Mais le livre n’était pas complet. Le texte continuait juste jusqu’à la section détaillant le héros du bouclier, et à partir de ce point, toutes les pages suivantes étaient vides.
Et c’est à peu près comme ça que j’ai atterri ici. Quoi qu’il en soit, ce monde était très différent du mien. Ici, les gens accumulaient des niveaux et des points d’expérience, comme s’il s’agissait d’un jeu. Chaque fois que vous combattiez et vainquiez des monstres, vous receviez un certain nombre de points d’expérience, qui augmentaient vos capacités et votre niveau.
Ils appelaient ce système « la magie du statut ». Chaque fois que je me concentrais sur ce système, je voyais mes différents attributs de statut, et leurs valeurs s’afficher devant moi dans les airs. C’était un monde intéressant. Il vous récompensait en proportion directe de vos efforts.
Mais le héros du bouclier était vraiment un spécialiste de la défense. Je n’étais capable de vaincre les monstres qu’indirectement. Si je n’avais pas de membres du groupe pour se battre avec moi, j’étais sévèrement limité dans ce que je pouvais accomplir. Il m’était pratiquement impossible de vaincre un monstre tout seul. Mais ce n’était pas si mal. Le bouclier légendaire avait une foule de capacités et de compétences que je pouvais utiliser. Le bouclier légendaire lui-même devenait plus puissant en absorbant des monstres et divers matériaux, et il pouvait se transformer en d’autres boucliers puissants.
Le plan était donc de monter en grade et de devenir aussi puissant que possible avant que les vagues n’arrivent. Malheureusement, ça ne s’est pas vraiment passé comme ça. Le pays qui nous a convoqué, Melromarc, s’est accroché à une vendetta historique contre le héros du bouclier.
À cause de la persécution que j’ai subie, je n’ai pas pu recruter tout de suite de membres dans mon groupe. J’ai fini par recruter quelqu’un, mais au moment où je pensais avoir gagné sa confiance et son estime, elle m’a trahi. J’ai été accusé d’un crime et envoyé dans les rues, seul et sans le sou.
C’était une période très sombre, mais j’ai fini par trouver un membre de groupe, en fait, j’en ai acheté un. Elle était esclave quand je l’ai achetée, donc elle n’a pas vraiment eu le choix en la matière. Néanmoins, ensemble, nous avons pu faire face à la première vague de destruction et sortir vivants de cette épreuve. Ça ne semble pas très bon, et ça ne l’était pas. Mais c’est la vérité. L’esclave s’appelait Raphtalia, et elle n’était qu’une jeune fille. Je l’ai achetée pour une somme dérisoire, et je l’ai forcée à combattre des monstres en mon nom.

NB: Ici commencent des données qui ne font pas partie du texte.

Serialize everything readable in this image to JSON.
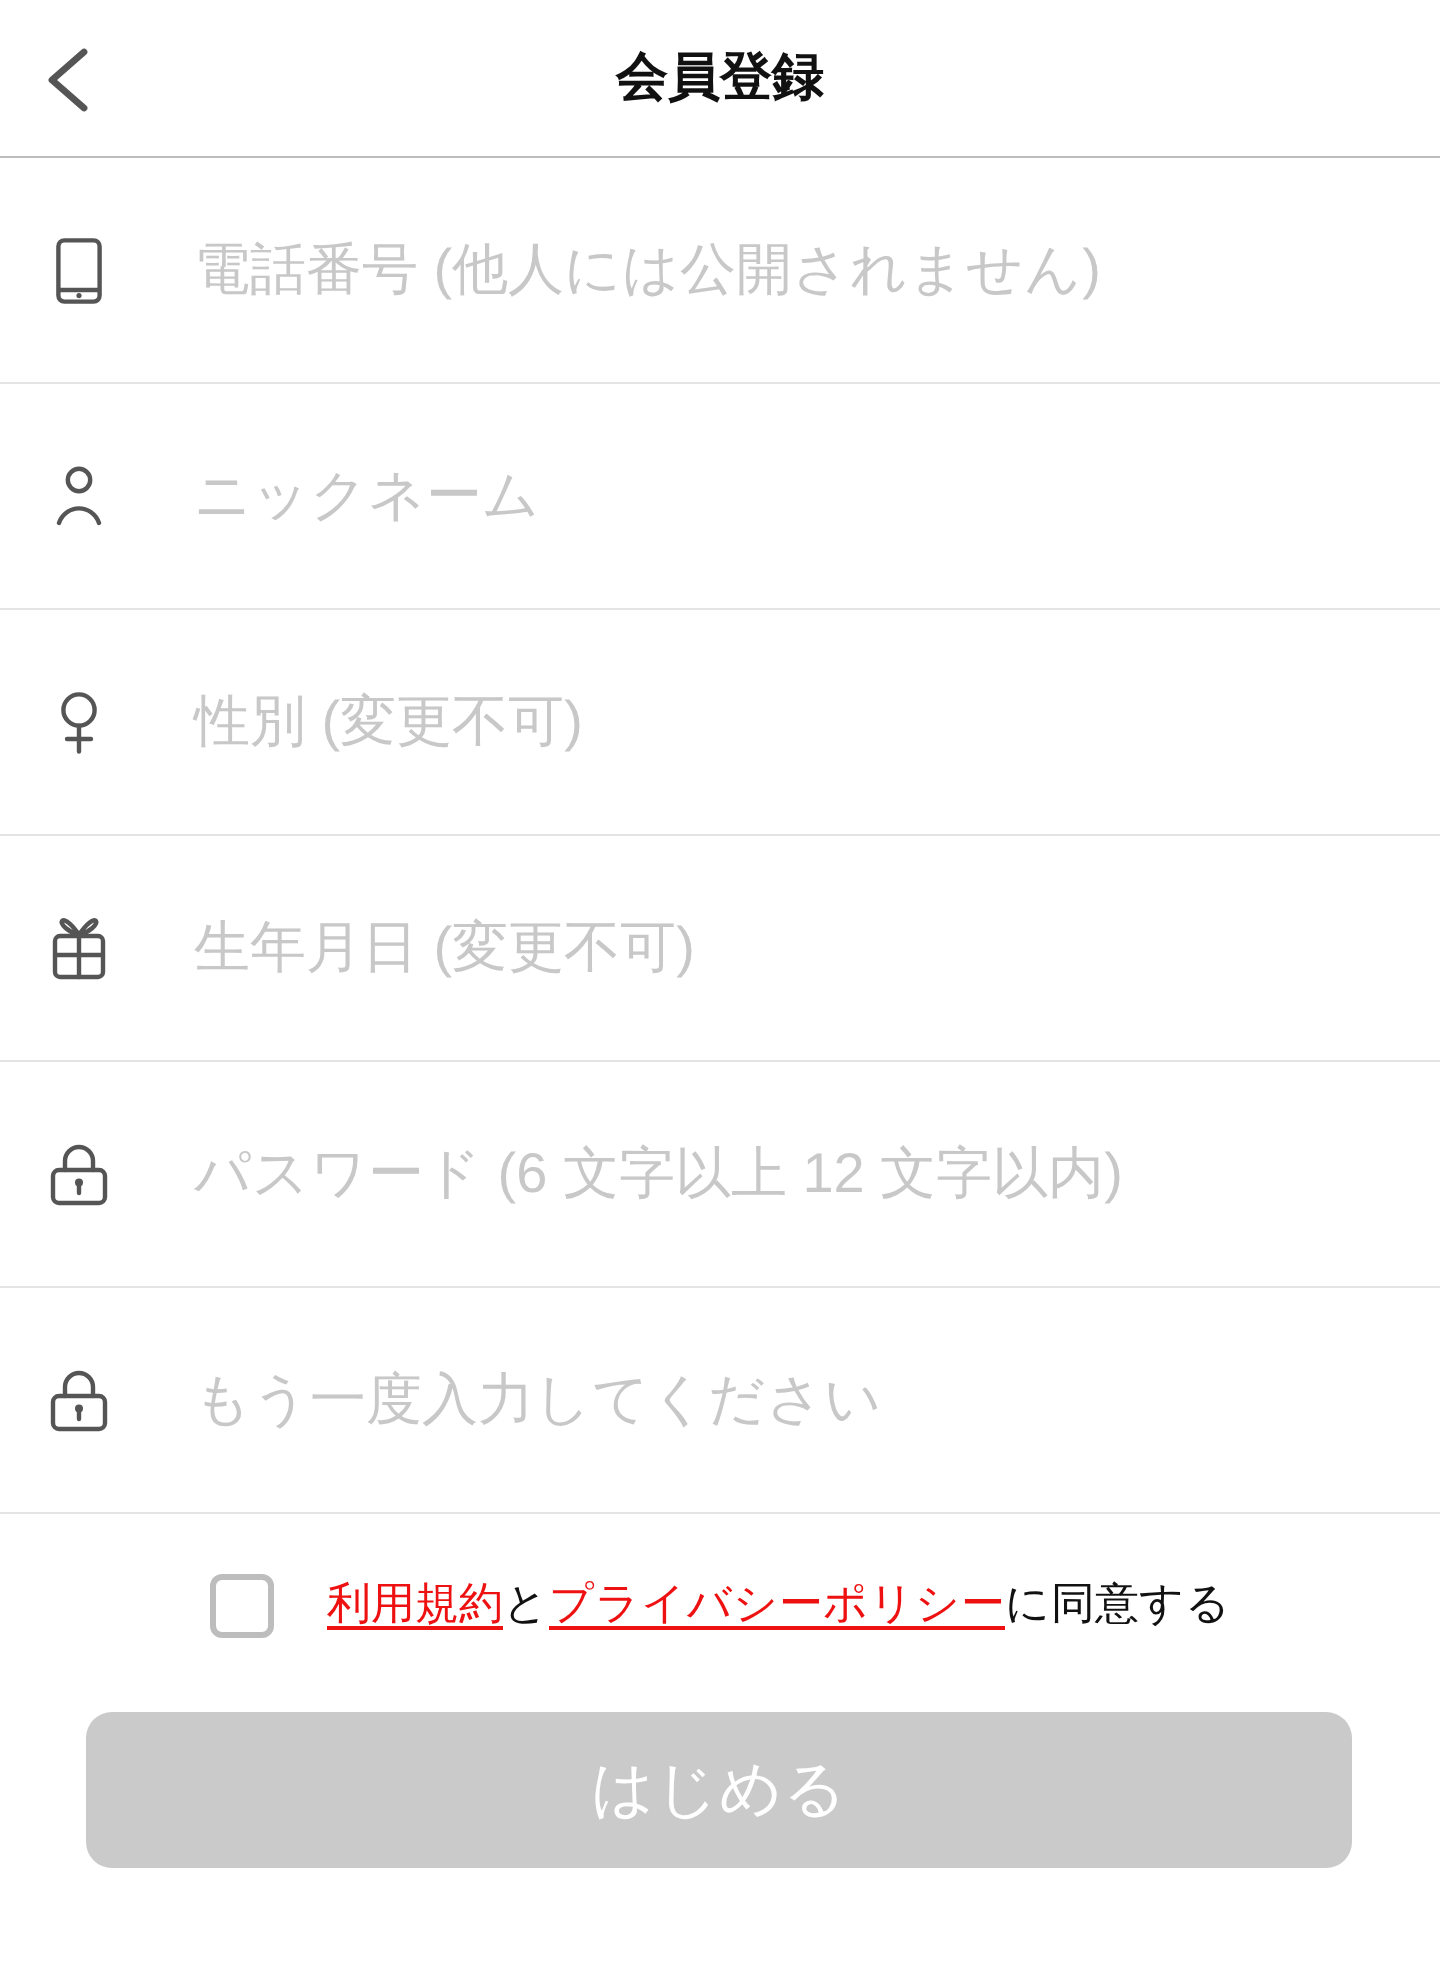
{
  "header": {
    "title": "会員登録"
  },
  "fields": [
    {
      "kind": "phone",
      "placeholder": "電話番号 (他人には公開されません)"
    },
    {
      "kind": "nickname",
      "placeholder": "ニックネーム"
    },
    {
      "kind": "gender",
      "placeholder": "性別 (変更不可)"
    },
    {
      "kind": "birthday",
      "placeholder": "生年月日 (変更不可)"
    },
    {
      "kind": "password",
      "placeholder": "パスワード (6 文字以上 12 文字以内)"
    },
    {
      "kind": "password_confirm",
      "placeholder": "もう一度入力してください"
    }
  ],
  "agreement": {
    "checked": false,
    "parts": [
      {
        "kind": "link",
        "text": "利用規約"
      },
      {
        "kind": "text",
        "text": "と"
      },
      {
        "kind": "link",
        "text": "プライバシーポリシー"
      },
      {
        "kind": "text",
        "text": "に同意する"
      }
    ]
  },
  "submit": {
    "label": "はじめる",
    "disabled": true
  }
}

« Que devons-nous faire ensuite ? »
« On ne peut pas aller en mer tant que la tempête n’est pas passée, alors on va tuer le temps ici sur l’île. »
La fille à côté de moi sur la plage, celle qui maintenant se souciait sincèrement de moi, était Raphtalia. Elle semblait avoir environ dix-huit ans, mais en vérité elle était plus jeune que cela. Elle était une demi-humaine, un type de personne qui existait dans ce monde. Il y avait différentes races de demi-hommes, parmi lesquelles elle était de type Tanuki. Si vous l’imaginez comme une fille avec des oreilles de raton-laveur, et une queue gonflée de cet animal, vous serez assez proche de ce à quoi elle ressemble.
Elle avait un visage symétrique encadré de cheveux roux et lisses. Sa peau était blanche et fine comme de la porcelaine. Dix personnes sur dix la trouveraient belle.
Les demi-humains grandissaient différemment des humains normaux. Même s’ils étaient de jeunes enfants, leur corps grandissait proportionnellement à leur niveau, et non à leur âge. Comme Raphtalia a commencé à se battre avec moi alors qu’elle n’était qu’une petite fille, son corps est devenu une jeune femme presque sous mes yeux. Cette façon unique qu’ont les demi-hommes de grandir signifie qu’elle était en fait plus jeune qu’elle ne le paraissait.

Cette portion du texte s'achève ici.